We also have a robotics design opportunity, an interdisciplinary opportunity with physics, and an online biotechnology course

• EE4300 Special Topics: Robotics Design - (Prerequisite: By application during research course application process) This course will present engineering topics that are not part of the regular offerings of the department of engineering and computer science and can focus on a variety of topics, with special emphasis to those involving engineering design. Robotics Design is for students who want to pursue a more formal design experience as part of NCSSM's FIRST Robotics Team, the Zebracorns. It is for students with the motivation, independence, and maturity necessary to conduct their own design projects in robotics, either related to software and control or mechanical design. Students can use industry-leading robotics software, the Robotics Operating System, to integrate sensor and machine learning systems required for robot control, build machine learning models, interfaces, or they can learn CAD (OnShape) to design a variety of mechanisms using motors, actuators, and pneumatics. Both the software and mechanical designs will undergo design reviews and can be tested under real world conditions, requiring sustained reliable operation, during the FIRST Robotics competition season. Final projects can include white papers and engineering design portfolios. Students will be accepted to this course by application.

• PH4150/EE4150 Elements of Satellite Design - (Prerequisites: PH4020 or PH3500) This is an interdisciplinary course focused on the applied science and engineering of small scale satellites. Students will apply physics principles and the engineering design process to consider fundamental elements for designing orbital systems that gather earth data through remote sensing. Physics topics commensurate with second semester physics such as orbital mechanics, energy analysis, waves, simple harmonic motion, and electromagnetism will be covered, as well as electrostatics and basic circuit design. Together with a previous Core Mechanics physics course (PH 4020 or PH 3500), this course covers the majority of a year long introductory physics course. The course can be used to satisfy either the physics core elective graduation requirement, the graduation requirement in engineering, or the STEM elective.

  • BI4155 Honors Agricultural Biotechnology - (Prerequisite: Biology) As the human population grows over the next few decades, we will need to produce more food on agriculture's existing footprint, saving land for biodiversity.
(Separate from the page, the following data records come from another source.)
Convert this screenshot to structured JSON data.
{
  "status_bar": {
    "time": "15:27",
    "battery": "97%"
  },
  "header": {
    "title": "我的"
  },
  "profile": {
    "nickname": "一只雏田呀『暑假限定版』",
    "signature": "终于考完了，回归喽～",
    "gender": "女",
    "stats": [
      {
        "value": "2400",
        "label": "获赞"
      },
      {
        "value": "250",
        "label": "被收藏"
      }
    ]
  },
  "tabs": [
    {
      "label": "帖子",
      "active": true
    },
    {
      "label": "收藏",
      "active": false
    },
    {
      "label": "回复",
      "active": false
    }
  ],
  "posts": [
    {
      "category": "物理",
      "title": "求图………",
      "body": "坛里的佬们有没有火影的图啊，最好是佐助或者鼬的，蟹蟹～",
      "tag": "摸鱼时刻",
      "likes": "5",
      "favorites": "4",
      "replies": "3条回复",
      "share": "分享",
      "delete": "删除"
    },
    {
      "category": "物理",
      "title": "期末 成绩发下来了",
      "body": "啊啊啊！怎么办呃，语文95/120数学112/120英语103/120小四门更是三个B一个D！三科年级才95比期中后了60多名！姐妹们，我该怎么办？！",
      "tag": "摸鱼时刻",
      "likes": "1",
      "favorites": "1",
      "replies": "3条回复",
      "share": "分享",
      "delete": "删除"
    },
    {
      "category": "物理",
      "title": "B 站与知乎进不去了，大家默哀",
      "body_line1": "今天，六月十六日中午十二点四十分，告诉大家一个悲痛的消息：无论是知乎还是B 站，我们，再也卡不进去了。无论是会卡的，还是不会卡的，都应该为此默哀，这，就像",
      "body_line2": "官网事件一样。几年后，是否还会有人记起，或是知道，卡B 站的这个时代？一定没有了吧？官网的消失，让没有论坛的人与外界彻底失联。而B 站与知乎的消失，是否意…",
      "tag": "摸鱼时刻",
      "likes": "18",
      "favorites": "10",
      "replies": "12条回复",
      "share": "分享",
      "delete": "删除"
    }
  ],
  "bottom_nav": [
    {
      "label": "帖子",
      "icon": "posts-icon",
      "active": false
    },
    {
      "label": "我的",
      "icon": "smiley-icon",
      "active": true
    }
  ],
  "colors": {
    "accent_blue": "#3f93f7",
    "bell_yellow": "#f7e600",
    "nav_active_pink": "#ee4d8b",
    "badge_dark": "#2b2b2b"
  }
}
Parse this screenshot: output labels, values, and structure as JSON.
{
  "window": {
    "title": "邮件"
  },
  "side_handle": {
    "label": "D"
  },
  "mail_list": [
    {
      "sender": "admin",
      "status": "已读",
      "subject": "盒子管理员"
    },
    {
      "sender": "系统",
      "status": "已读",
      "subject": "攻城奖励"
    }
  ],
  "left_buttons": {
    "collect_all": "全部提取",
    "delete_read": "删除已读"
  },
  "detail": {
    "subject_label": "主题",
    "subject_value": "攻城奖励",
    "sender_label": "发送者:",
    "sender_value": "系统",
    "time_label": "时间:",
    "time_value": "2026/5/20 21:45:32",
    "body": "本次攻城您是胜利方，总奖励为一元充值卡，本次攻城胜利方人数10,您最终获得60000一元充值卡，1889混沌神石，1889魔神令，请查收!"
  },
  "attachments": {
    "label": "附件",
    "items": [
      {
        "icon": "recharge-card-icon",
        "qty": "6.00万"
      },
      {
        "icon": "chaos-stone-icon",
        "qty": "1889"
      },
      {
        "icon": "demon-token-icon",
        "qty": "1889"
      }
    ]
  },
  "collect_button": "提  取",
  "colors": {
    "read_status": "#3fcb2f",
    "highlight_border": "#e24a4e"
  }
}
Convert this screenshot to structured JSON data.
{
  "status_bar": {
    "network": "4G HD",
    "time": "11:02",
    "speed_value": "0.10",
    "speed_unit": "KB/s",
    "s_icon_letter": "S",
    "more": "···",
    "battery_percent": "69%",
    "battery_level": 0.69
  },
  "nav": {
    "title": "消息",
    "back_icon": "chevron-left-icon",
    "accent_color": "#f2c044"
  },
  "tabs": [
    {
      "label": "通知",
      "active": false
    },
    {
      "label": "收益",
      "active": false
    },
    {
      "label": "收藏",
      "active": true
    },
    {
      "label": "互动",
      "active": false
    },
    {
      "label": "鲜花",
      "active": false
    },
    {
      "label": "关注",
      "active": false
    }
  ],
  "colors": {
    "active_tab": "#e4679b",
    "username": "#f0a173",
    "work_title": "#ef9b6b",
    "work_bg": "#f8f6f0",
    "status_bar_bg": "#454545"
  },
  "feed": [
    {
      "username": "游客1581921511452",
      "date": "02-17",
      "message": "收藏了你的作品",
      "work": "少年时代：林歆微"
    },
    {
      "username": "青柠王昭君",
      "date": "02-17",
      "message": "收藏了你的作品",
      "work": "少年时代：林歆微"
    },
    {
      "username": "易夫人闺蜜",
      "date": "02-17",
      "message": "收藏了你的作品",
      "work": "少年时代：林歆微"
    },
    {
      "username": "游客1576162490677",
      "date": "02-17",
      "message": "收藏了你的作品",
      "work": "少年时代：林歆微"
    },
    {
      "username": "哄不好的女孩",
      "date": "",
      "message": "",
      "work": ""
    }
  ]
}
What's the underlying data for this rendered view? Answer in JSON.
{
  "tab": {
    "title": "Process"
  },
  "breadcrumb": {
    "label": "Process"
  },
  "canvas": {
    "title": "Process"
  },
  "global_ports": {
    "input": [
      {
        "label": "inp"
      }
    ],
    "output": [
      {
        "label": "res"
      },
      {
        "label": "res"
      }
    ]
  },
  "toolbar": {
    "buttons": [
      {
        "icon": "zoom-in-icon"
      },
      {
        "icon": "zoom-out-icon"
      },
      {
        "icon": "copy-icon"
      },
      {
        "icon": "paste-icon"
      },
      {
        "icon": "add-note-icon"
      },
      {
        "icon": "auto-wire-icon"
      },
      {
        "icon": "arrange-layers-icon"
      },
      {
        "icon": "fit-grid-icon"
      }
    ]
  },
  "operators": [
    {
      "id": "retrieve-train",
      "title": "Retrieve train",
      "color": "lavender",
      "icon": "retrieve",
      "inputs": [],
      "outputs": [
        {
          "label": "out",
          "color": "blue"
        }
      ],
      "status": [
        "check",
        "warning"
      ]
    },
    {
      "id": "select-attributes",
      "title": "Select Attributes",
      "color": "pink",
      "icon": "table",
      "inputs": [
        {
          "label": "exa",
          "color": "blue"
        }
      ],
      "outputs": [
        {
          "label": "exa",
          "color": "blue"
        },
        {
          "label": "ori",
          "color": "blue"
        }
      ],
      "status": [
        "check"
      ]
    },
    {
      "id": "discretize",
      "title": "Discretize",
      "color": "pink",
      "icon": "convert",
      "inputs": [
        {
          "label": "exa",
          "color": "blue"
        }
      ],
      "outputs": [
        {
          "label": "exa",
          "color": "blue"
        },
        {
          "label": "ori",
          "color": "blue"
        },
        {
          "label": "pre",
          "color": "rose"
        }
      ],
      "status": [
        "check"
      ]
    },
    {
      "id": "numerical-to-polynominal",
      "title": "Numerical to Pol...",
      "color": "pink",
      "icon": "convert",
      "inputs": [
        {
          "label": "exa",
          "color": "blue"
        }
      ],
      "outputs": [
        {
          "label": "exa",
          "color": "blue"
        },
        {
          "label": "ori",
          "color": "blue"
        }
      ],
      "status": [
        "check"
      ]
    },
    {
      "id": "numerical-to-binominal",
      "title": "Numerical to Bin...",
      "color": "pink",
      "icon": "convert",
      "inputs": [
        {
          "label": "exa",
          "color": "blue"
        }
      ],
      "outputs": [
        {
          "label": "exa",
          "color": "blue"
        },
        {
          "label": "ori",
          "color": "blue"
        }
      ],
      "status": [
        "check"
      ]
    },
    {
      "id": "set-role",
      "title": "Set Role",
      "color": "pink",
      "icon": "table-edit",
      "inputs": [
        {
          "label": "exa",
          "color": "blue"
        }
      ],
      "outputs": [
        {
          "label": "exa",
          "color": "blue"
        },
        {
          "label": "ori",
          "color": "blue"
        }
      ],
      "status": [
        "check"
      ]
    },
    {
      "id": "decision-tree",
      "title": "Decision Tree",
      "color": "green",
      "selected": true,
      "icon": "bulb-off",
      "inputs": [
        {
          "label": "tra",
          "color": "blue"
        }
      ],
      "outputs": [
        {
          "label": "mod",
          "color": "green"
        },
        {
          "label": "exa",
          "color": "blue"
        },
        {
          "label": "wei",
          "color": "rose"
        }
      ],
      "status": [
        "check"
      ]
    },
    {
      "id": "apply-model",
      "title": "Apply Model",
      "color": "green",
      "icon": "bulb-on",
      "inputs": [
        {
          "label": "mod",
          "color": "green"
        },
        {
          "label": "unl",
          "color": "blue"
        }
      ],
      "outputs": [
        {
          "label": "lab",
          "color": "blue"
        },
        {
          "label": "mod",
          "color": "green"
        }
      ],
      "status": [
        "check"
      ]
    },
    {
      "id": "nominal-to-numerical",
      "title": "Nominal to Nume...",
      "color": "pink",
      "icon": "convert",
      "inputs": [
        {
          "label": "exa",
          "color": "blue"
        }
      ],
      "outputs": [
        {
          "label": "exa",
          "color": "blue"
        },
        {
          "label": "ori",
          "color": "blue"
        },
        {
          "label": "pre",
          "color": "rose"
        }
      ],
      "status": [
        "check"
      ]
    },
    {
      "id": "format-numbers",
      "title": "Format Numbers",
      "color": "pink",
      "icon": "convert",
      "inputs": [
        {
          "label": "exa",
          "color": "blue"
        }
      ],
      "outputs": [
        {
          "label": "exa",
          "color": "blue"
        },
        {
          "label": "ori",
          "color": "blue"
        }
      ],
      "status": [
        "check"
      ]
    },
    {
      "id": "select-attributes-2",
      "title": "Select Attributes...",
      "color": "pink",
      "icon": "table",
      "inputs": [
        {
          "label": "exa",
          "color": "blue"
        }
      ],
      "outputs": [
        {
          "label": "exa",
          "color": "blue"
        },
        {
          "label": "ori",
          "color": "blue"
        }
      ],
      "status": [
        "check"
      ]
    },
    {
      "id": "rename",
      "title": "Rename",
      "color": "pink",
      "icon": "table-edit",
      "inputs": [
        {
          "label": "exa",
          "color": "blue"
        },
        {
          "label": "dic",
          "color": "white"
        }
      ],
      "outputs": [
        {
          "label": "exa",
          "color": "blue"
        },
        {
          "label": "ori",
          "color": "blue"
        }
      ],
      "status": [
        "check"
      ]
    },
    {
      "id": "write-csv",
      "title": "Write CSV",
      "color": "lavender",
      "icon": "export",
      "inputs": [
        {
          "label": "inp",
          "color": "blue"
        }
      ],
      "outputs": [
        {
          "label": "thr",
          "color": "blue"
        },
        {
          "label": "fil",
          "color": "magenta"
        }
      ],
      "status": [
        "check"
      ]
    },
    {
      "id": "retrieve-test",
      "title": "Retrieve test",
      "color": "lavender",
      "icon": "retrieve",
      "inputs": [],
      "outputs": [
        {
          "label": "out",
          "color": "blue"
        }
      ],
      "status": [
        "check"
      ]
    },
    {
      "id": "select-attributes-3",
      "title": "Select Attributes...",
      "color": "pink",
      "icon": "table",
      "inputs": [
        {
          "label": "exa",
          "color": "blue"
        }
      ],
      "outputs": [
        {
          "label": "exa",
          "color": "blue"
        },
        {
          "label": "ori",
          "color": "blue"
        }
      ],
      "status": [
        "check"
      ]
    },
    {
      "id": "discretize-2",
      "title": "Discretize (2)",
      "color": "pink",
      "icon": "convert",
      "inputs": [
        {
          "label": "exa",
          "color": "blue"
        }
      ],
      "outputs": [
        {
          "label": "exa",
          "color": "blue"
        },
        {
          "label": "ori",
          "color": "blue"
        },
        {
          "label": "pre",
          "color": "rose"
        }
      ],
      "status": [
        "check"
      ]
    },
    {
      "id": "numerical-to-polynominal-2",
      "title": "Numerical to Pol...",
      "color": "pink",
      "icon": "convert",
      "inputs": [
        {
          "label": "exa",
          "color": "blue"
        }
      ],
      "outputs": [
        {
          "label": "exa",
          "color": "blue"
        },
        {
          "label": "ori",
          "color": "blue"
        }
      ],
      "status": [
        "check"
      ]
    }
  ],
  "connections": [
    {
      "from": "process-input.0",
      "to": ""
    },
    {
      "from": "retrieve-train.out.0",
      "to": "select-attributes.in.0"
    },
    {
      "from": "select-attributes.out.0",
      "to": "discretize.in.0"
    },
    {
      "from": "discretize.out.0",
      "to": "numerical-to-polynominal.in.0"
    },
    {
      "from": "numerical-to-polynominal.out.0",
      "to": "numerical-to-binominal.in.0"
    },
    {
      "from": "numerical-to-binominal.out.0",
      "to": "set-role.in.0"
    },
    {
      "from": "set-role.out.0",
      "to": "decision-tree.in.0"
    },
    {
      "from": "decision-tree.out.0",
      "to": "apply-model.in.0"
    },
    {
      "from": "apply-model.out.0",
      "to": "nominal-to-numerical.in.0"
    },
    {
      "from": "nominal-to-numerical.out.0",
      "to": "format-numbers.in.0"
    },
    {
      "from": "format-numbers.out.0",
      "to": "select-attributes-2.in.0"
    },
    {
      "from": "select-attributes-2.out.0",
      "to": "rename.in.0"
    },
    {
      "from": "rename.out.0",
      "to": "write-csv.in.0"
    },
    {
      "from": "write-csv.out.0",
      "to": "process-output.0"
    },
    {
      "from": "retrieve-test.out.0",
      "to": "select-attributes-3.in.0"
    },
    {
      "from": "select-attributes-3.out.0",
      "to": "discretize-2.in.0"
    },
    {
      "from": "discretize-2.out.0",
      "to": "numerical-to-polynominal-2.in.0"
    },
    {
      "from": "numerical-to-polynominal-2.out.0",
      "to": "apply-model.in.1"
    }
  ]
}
This can be done by improving seeds and through better management of farms-- through technological innovation. Agricultural biotechnology is thriving globally, especially in the Research Triangle here in NC as new agriculture companies set up shop to employ and collaborate with our region's' academic talent. In this course, students will examine how farms around the world are intensifying agriculture and promoting sustainability through plant breeding, transgenic plant and animal development, and soon, gene editing. They will learn about and build automated smart devices like weather stations, sensor motes, robots and drones using the Arduino platform. They will analyze agricultural data to help farmers make better decisions. And finally they will propose and prototype solutions that improve the practices of subsistence farmers and large scale growers around the world. This course meets North Carolina standards for Agriscience and Biotechnology IV: Agricultural Solutions.